Optimism turned to pain almost overnight. Tajikistan's economy crashed and the country's first president, Nabiev, had no real means of control. Mass demonstrations, some up to 15,000 people strong, took place on Rudaki; protesters from across Tajikistan camped outside the Presidential Palace and called for Nabiev's resignation. The government armed counter-demonstrators on Dusti Square, and people on both sides formed violent militias. The civil war had begun, and Dushanbe's population swelled with refugees.
Troops marched into Dushanbe in December 1992, seized the Presidential Palace and put Emomali Rahmon, a little-known economics graduate with a support base in agrarian Kulab, in the seat of power. He remains in power today, and the vast new Palace of Nations, home to the president himself and numerous government ministries, is undoubtedly his architectural legacy to the city.
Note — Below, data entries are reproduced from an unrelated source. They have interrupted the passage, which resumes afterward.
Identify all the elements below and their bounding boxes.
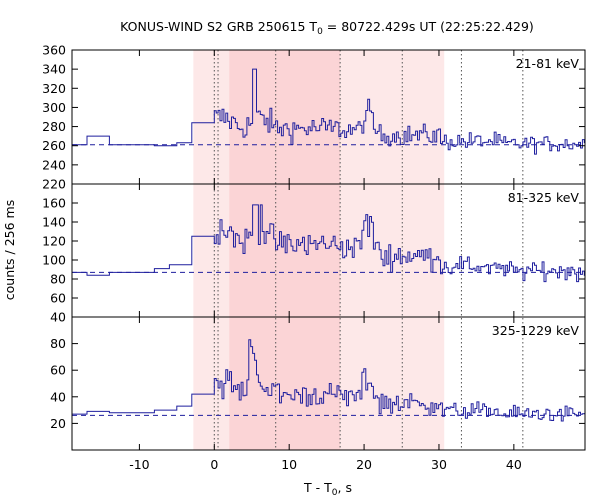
y-tick-label: 360	[42, 43, 66, 58]
light-curve-series	[72, 204, 585, 283]
x-tick-label: 0	[210, 457, 218, 472]
y-tick-label: 240	[42, 157, 66, 172]
y-tick-label: 160	[42, 196, 66, 211]
panel-2: 40 60 80 100 120 140 160 81-325 keV	[42, 183, 586, 325]
y-axis-label: counts / 256 ms	[2, 200, 17, 300]
panel-1: 220 240 260 280 300 320 340 360 21-81 keV	[42, 43, 586, 192]
y-tick-label: 80	[50, 336, 66, 351]
x-tick-label: 30	[431, 457, 447, 472]
y-tick-label: 320	[42, 81, 66, 96]
y-tick-label: 40	[50, 310, 66, 325]
y-tick-label: 40	[50, 389, 66, 404]
panel-energy-label: 325-1229 keV	[492, 323, 580, 338]
y-tick-label: 340	[42, 62, 66, 77]
panel-energy-label: 21-81 keV	[516, 56, 580, 71]
x-axis-label: T - T0, s	[303, 480, 352, 498]
y-tick-label: 280	[42, 119, 66, 134]
chart-title: KONUS-WIND S2 GRB 250615 T0 = 80722.429s…	[120, 19, 534, 37]
panel-3: 20 40 60 80 325-1229 keV	[50, 316, 586, 451]
y-tick-label: 220	[42, 177, 66, 192]
y-tick-label: 260	[42, 138, 66, 153]
light-curve-series	[72, 68, 585, 155]
y-tick-label: 120	[42, 234, 66, 249]
y-tick-label: 20	[50, 416, 66, 431]
light-curve-series	[72, 339, 585, 422]
y-tick-label: 100	[42, 253, 66, 268]
x-tick-label: 40	[506, 457, 522, 472]
x-tick-label: 20	[356, 457, 372, 472]
y-tick-label: 140	[42, 215, 66, 230]
x-tick-label: -10	[129, 457, 149, 472]
panel-frame	[71, 316, 586, 451]
shaded-region-2	[229, 50, 341, 450]
y-tick-label: 80	[50, 272, 66, 287]
panel-energy-label: 81-325 keV	[508, 190, 580, 205]
y-tick-label: 60	[50, 291, 66, 306]
x-tick-label: 10	[281, 457, 297, 472]
y-tick-label: 60	[50, 363, 66, 378]
y-tick-label: 300	[42, 100, 66, 115]
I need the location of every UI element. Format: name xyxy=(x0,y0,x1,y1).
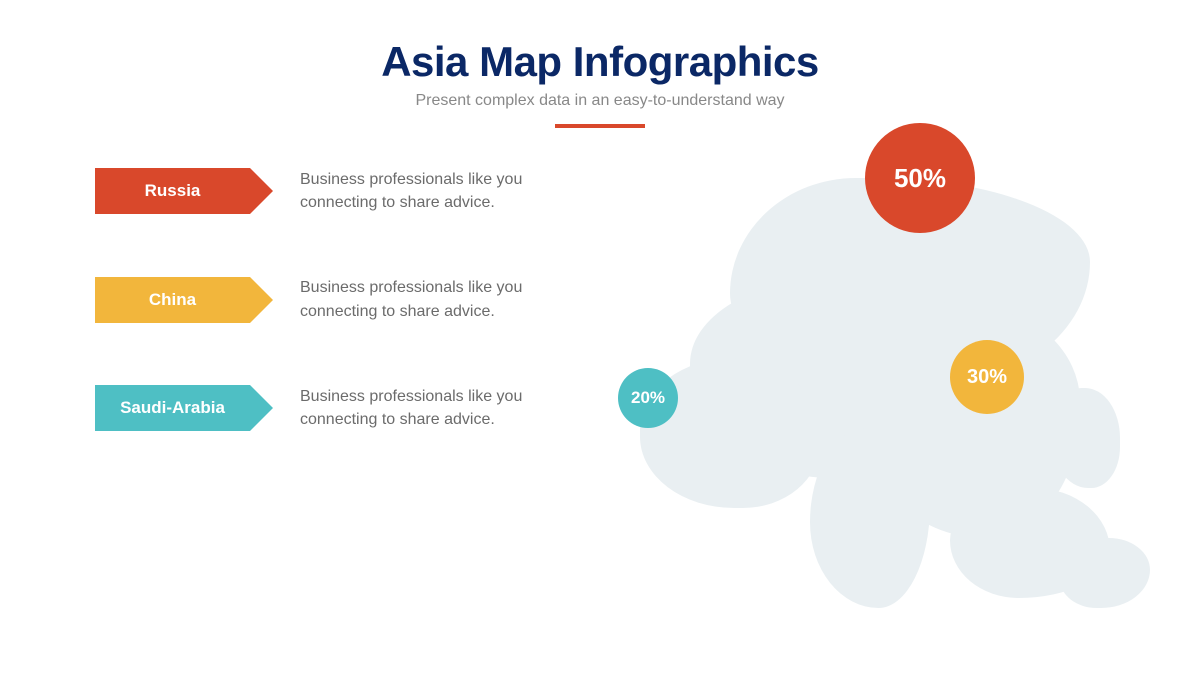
arrow-text: Saudi-Arabia xyxy=(120,398,225,418)
legend-row-china: China Business professionals like you co… xyxy=(95,276,580,322)
legend-desc: Business professionals like you connecti… xyxy=(300,276,580,322)
asia-map: 50% 30% 20% xyxy=(610,108,1170,628)
content: Russia Business professionals like you c… xyxy=(0,128,1200,653)
bubble-china: 30% xyxy=(950,340,1024,414)
page-title: Asia Map Infographics xyxy=(0,38,1200,86)
legend: Russia Business professionals like you c… xyxy=(95,168,580,493)
legend-desc: Business professionals like you connecti… xyxy=(300,385,580,431)
legend-desc: Business professionals like you connecti… xyxy=(300,168,580,214)
arrow-label-russia: Russia xyxy=(95,168,250,214)
arrow-text: Russia xyxy=(145,181,201,201)
map-blob xyxy=(1060,538,1150,608)
map-blob xyxy=(810,428,930,608)
arrow-label-saudi: Saudi-Arabia xyxy=(95,385,250,431)
bubble-value: 20% xyxy=(631,388,665,408)
legend-row-russia: Russia Business professionals like you c… xyxy=(95,168,580,214)
bubble-value: 30% xyxy=(967,366,1007,389)
legend-row-saudi: Saudi-Arabia Business professionals like… xyxy=(95,385,580,431)
bubble-value: 50% xyxy=(894,163,946,194)
bubble-russia: 50% xyxy=(865,123,975,233)
bubble-saudi: 20% xyxy=(618,368,678,428)
arrow-text: China xyxy=(149,290,196,310)
arrow-label-china: China xyxy=(95,277,250,323)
During the civil war the city remained a capital of chaos. It was kept under a dusk-to-dawn curfew, with armed gangs controlling the roads in and out, and lawless brigands patrolling the streets. Shoot-outs between rival clans were common and most Russians fled the country. Random acts of violence continued through the 1990s but by 2002 the situation had stabilised enough to lift the citywide curfew. These days Dushanbe is savouring its peace.